Skills are non-deterministic on purpose. Claude Code doesn’t pick a skill from an index — the model semantically matches your request against each skill’s description, and it tends to under-trigger. No mechanism forces activation; a hook can only nudge. And a skill loaded in the main session does not carry over to a spawned subagent — so my delegated agents started without the very instructions they needed. My fix at the time (rules telling agents to read the skill files manually) was the lowest-leverage option available. The highest-leverage one, which I found later, is almost embarrassing: write more directive descriptions (“Use when…”, with concrete triggers). That single change moves activation more than any hook.

And the reframe that reorganized everything: even if ten agents did generate code in parallel, the bottleneck of the system is me. Quality-first means I review and decide serially. Parallelizing the generation doesn’t speed the system up — it just moves the queue to me. I was optimizing the part that wasn’t the constraint.

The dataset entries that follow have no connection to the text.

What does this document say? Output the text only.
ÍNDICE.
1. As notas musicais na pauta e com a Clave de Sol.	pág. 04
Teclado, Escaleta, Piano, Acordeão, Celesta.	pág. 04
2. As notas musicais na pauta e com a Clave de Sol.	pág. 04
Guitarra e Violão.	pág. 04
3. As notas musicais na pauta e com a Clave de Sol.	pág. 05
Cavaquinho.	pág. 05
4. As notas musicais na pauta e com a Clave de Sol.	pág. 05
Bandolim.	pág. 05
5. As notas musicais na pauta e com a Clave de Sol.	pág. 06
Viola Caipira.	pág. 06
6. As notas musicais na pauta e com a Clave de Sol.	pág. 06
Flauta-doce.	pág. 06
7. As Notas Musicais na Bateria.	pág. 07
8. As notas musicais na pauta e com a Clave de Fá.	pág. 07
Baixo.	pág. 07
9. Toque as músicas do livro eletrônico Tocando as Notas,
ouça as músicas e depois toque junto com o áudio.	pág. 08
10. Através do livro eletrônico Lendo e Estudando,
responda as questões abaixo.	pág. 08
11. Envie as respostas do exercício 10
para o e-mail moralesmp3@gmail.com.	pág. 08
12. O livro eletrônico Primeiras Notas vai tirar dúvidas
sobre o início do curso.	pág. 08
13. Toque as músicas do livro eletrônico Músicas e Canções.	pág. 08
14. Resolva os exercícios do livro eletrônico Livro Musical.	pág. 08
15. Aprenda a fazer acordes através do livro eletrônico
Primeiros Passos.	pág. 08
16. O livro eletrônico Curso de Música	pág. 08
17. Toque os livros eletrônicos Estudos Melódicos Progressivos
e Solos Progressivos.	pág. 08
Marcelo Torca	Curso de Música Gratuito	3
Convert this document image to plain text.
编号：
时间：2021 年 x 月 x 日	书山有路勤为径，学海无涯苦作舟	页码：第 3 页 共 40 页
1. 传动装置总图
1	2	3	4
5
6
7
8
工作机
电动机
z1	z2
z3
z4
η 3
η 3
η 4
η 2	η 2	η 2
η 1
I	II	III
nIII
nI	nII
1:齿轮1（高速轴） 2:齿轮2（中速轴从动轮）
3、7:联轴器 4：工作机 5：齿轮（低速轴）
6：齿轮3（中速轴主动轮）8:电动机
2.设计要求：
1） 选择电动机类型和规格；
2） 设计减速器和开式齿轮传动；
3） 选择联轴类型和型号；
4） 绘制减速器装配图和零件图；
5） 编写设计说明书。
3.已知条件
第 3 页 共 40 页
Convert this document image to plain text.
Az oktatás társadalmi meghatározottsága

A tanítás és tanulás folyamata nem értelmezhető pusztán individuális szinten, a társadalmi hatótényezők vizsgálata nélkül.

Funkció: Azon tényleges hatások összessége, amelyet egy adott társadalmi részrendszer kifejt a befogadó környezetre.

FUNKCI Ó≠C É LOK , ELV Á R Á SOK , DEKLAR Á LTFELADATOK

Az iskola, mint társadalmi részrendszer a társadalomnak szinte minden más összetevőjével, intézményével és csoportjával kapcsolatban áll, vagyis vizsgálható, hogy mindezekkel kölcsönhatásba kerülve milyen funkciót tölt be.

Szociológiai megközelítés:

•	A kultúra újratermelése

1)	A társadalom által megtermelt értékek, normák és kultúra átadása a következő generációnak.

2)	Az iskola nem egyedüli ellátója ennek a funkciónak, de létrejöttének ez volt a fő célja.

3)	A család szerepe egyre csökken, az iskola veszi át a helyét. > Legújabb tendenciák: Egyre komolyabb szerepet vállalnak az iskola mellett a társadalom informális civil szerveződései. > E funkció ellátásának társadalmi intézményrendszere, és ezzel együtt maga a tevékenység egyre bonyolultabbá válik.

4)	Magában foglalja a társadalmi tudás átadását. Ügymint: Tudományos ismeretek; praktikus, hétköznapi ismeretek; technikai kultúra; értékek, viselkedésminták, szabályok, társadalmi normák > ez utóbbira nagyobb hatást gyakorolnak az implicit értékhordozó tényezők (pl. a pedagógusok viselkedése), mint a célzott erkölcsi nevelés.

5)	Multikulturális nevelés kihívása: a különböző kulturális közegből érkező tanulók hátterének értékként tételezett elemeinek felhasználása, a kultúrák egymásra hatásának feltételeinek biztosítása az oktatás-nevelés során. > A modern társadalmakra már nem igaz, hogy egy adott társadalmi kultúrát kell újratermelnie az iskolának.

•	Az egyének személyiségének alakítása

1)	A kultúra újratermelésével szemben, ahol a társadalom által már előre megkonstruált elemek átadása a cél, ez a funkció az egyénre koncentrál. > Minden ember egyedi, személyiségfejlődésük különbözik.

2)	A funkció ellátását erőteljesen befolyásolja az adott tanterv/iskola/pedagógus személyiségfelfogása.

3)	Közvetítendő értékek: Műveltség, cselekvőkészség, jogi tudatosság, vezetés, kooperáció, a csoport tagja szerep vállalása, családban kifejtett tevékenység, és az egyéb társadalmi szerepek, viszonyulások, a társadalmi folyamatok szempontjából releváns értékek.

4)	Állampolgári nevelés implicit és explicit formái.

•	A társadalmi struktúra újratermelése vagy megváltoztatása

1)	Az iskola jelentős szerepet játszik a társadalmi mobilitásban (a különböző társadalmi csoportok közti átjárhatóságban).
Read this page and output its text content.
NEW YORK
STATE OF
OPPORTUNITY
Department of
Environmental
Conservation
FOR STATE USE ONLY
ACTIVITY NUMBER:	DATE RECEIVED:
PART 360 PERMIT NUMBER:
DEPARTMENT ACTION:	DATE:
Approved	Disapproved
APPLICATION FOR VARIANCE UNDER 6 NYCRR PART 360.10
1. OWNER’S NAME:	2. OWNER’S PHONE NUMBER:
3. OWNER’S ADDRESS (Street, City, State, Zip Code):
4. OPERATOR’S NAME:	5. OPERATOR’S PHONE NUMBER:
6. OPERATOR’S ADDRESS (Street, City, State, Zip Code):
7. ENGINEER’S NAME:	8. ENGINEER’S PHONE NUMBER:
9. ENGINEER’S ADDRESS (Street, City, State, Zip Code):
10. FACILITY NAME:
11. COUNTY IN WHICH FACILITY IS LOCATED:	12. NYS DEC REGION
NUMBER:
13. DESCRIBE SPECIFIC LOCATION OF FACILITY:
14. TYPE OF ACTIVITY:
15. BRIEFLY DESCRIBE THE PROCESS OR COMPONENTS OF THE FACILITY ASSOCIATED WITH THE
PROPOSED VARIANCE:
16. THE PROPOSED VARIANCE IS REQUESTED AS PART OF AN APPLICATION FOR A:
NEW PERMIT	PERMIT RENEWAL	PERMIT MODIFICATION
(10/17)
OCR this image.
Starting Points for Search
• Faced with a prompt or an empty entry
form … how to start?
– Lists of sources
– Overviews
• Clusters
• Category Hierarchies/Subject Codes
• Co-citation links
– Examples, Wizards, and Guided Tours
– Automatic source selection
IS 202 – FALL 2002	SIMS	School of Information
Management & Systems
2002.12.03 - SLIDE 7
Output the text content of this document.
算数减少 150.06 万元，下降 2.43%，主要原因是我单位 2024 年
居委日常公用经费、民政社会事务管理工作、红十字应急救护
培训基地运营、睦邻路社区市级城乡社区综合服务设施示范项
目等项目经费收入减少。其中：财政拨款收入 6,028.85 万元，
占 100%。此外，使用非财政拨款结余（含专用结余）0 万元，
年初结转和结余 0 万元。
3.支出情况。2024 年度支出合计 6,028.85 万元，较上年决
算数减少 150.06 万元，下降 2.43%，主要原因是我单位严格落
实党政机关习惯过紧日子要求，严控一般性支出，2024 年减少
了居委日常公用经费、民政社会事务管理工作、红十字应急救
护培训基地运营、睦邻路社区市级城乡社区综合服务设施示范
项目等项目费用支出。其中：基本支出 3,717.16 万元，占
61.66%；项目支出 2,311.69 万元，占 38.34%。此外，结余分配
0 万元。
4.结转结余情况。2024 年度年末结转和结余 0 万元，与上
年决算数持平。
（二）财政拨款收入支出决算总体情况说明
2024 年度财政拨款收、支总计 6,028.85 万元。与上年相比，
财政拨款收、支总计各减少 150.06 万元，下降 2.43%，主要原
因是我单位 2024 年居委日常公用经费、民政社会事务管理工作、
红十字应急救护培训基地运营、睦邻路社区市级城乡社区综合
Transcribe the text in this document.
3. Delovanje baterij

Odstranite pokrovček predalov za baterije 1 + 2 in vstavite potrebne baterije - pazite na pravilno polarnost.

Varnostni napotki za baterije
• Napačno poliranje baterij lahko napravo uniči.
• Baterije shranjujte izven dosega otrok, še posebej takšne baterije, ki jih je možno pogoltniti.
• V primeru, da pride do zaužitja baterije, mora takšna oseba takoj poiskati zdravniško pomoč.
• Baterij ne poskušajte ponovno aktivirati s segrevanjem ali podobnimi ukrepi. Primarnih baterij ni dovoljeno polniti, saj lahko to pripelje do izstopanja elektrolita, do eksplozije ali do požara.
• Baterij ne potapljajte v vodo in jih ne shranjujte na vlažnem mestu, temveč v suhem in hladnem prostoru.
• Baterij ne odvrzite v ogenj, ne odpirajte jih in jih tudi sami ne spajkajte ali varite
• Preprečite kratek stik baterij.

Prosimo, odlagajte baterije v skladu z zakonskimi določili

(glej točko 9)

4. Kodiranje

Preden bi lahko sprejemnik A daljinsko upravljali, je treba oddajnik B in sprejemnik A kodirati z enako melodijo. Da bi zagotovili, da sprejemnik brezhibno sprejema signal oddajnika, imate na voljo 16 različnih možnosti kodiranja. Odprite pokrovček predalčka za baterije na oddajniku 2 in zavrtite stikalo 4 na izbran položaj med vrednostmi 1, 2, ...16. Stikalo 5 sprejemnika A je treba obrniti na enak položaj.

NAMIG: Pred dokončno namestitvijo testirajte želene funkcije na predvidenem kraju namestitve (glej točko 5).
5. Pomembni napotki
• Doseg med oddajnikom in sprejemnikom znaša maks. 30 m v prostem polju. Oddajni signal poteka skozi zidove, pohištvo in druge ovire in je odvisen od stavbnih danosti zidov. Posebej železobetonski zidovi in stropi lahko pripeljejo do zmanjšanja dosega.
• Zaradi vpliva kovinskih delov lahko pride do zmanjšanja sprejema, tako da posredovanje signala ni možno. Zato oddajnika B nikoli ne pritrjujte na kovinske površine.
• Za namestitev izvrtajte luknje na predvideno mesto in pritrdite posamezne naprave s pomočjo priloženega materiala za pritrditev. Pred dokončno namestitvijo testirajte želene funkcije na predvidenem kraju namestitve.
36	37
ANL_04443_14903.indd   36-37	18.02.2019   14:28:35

The part I couldn’t do: measure it

I want to be honest about a gap. I concluded “it cost more” because it was obvious, not because I measured it cleanly. I waived measurement more than once. And that’s the genuinely hard problem: these systems are non-deterministic, so the same task delegated twice doesn’t cost or behave the same way, and a clean before/after is hard to pin down. I’ll need that instrumentation anyway — deciding by doctrine instead of by data only works until the doctrine is wrong.

What I changed

I stopped trying to make agents do the writing. The system now runs on two rules:

  1. Inline-first. All build and write work happens in the main session, with direct edits. One agent is never worth it. Agents are reserved for genuinely parallel, read-only work, and only when there are enough independent units to justify it.
  2. A structured, iterative flow instead of a swarm. Work moves through explicit phases — scope, plan, design checks, build, review, retrospective — each with a human gate. Slower per step on paper, but it converges, it’s debuggable, and it doesn’t burn tokens re-explaining itself. (The trap here is ceremony: a many-step flow can over-process a small task. The fix is adaptive triage — match the weight of the process to the size of the work.)

What actually worked

Not everything about agents failed — I’d pointed them at the wrong half of the problem. The half that works today is the read-only, verification side. Fanning out independent reviewers and having one agent try to refute another’s finding caught real mistakes every single time I ran it: wrong figures, stale numbers, a miscited claim. That kind of adversarial verification isn’t ceremony — it’s where the rigor actually lives. An independent reviewer with fresh context changed real outcomes instead of rubber-stamping them. Parallelism there is close to free, and it makes the output better.

Where I think this goes

I haven’t given up on the team idea — agents that divide the work and communicate is still the version of the future I’d bet on. But I’ll be honest about the state of it: that’s the least mature part right now. Cross-agent communication is minimal, agents can’t yet take on specialized roles or delegate further, and the whole mode is experimental and expensive. So my plan isn’t to force it. It’s to keep the writing inline, let agents do the reading and the checking where they already shine, instrument the cost so I can see when delegation pays — and pick the team model back up when the tooling, and my measurements, are ready for it.